Affiliation: Department of Molecular and Cellular Medicine, Texas A&M University, College of Medicine, Bryan, TX

Keywords:
b. metabolism; d. intestinal stem cells

Nutrient availability is a major selective force in the evolution of metazoa, and organisms thus need to carefully adapt to nutrient changes in order to promote somatic maintenance and reproduction. This adaptation has also shaped the cellular and molecular mechanisms that underly nutrient-dependent remodeling of tissue function and morphology. Here, we leveraged a meta-analysis of transcriptomics datasets and phylogenomics and discovered that Acbp6 (Acyl-CoA binding protein 6) is a critical regulator of nutrient-dependent tissue remodeling in Drosophila. Acbp6 arose by evolutionary duplication in the Drosophila order, and is uniquely expressed in functionally differentiated enterocytes of the regenerating fly midgut (intestine).

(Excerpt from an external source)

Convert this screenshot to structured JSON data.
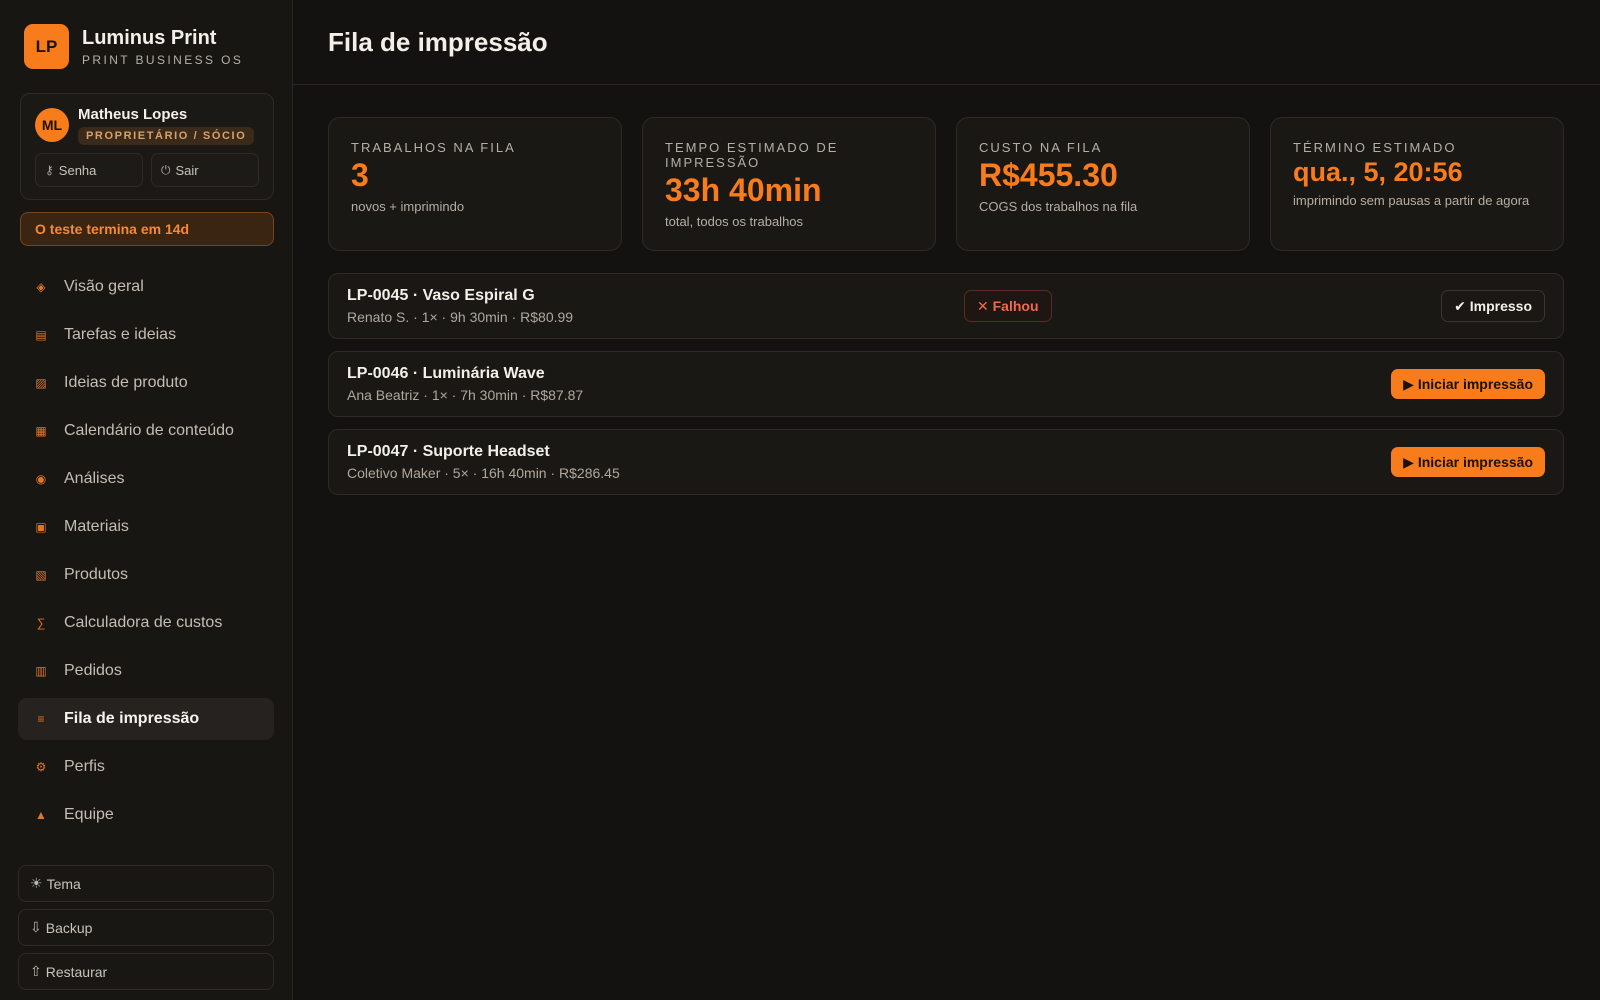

We found that Acbp6, which binds Acyl-CoA with high-affinity and thus dictates cellular Acetyl-CoA metabolism, is required for intestinal regrowth after nutrient deprivation (fasting) through adjusting intestinal stem cell (ISC) activation from quiescence. Fasting induces intestine morphological recession, while refeeding promotes intestinal remodeling and growth in Drosophila. Acbp6 expression is induced by fasting, and normalizes after refeeding. However, attenuation of Acbp6 led to abnormal tissue remodeling after fasting, due to uncoordinated regulation of ISC activation and proliferation. Moreover, Acbp6 inhibition also drives aberrant 'switching' of metabolic cycles in enterocytes during nutrient adaptation, which overall impaired Acetyl-CoA production. Decreases in Acetyl-CoA led to attenuation of pan-acetylation of proteins in enterocytes during refeeding and intestinal regrowth. Re-expression of Acbp6 or acetate supplementation can restore pan-acetylation and promote ISC activation from quiescence during nutrient adaptation. Through genetic screening we identified Stat92e, which can be acetylated, as a key regulator of ISC activation from quiescence during refeeding. In enterocytes, Stat92e can govern Upd3 induction during nutrient adaptation, and Upd3 can dictate ISC proliferation and intestinal regrowth. Our data thus define a new regulatory mechanism, shaped by Acyl-CoA metabolism, that is required to adjust stem cell quiescence and activation, and therefore drive tissue remodeling during nutrient adaptation.